Therefore we assume from now on that the question asks why, and proof that, $f$ is surjective when viewed as mapping $32+48$ input bits (including round key) to $32$ output bits.


As of a proof: $f$ is defined in FIPS 46-3 as: $$\begin{align} f:\{0,1\}^{32}\times\{0,1\}^{48}&\to\ \{0,1\}^{32}\\ (R,K)\ &\mapsto f(R,K)\underset{\mathsf{def}}=P(S(E(R)\oplus K))\end{align}$$ where $E$ is the expansion, $S$ is the combination of S-boxes, and $P$ is the permutation. Fix to zero all $32$ bits of $R$, so that the input of the S-boxes is the $48$ bits of $K$. Further fix to zero the $16$ bits $1,6,7,12,\cdots,59,64$ of $K$, corresponding to the input bits of S-boxes that select an S-box row. This insures that the first row of each S-box is the one used. Each row of each S-box is a permutation. It follows that the function of the remaining $32$ bits of subkey $2,3,4,5,8,9,10,11,\cdots,60,61,62,63$ to the $32$ bits of output is a permutation. We can thus exhibit a $80$-bit input ($48$ bits of which zero) to any $32$-bit output of $f$, proving that $f$ is surjective(2).

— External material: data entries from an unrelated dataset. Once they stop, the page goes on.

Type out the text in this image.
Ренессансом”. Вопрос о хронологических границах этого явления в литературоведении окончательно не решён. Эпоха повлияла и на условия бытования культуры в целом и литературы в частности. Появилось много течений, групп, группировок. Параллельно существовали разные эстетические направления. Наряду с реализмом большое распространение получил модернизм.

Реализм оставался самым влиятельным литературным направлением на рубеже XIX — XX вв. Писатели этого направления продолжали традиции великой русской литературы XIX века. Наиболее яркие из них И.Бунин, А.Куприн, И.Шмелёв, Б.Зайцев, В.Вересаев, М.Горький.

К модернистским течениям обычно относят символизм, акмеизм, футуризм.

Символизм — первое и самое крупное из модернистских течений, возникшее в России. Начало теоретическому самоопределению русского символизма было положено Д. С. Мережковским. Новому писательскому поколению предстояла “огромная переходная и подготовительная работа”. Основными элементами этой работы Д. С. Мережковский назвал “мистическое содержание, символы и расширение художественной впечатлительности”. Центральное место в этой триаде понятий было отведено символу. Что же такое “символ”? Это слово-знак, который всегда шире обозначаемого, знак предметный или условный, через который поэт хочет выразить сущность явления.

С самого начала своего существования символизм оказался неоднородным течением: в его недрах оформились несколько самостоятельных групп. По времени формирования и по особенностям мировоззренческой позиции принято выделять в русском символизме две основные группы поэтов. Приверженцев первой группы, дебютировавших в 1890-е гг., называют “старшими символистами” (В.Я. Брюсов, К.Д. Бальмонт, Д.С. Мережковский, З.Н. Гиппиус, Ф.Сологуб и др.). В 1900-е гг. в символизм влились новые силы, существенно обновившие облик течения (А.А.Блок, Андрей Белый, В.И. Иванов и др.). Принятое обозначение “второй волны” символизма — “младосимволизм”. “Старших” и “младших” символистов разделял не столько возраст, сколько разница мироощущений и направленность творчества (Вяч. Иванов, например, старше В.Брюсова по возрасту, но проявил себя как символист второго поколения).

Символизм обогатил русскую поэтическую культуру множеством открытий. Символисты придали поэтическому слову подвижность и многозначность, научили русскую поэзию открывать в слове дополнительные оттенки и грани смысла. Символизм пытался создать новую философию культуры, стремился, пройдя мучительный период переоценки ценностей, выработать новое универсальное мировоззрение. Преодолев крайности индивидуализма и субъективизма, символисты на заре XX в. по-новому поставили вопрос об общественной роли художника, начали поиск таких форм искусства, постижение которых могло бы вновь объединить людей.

As of the rationale (why): from a design perspective, the ideal for $f$ is arguably to behave like a random function of $80$ to $32$ bits. And with high likelihood, a random such function is surjective(3). The designers of DES did not want to chose one of the rare $f$ that are not surjective. In fact, they have selected an $f$ where the distribution of the outputs is exactly even, which is antagonist to not surjective.


(1) See my question and Thomas Pornin's un-challenged answer. In a nutshell his proof uses that each of the 4 rows of the 8 S-boxes is a permutation to show that the problem of checking surjectivity of $f$ for a given subkey is independent of $32$ out of $48$ bits of the subkey. He uses a program to find a collision for each of the $2^{16}$ remaining classes of subkeys, proving that $f$ is not injective.

(2) Further, we can prove that each $32$-bit output has exactly $2^{48}$ matching inputs. Sketch: For each $32$-bit output, for each $32$-bit $R$, each of $2^{16}$ choices of S-box rows matches a unique distinct choice of bits $1,6,7,12,\cdots,59,64$ of $K$, and then a single choice of the other $32$ bits of $K$.

(3) Non-rigorous argument: any fixed of the $2^{32}$ outputs is not reached by any of the $2^{80}$ inputs with probability $\approx 2^{-48}$, so under the approximation that these $2^{32}$ events are independent the probability that a random function is not surjective is $\approx 2^{-16}$.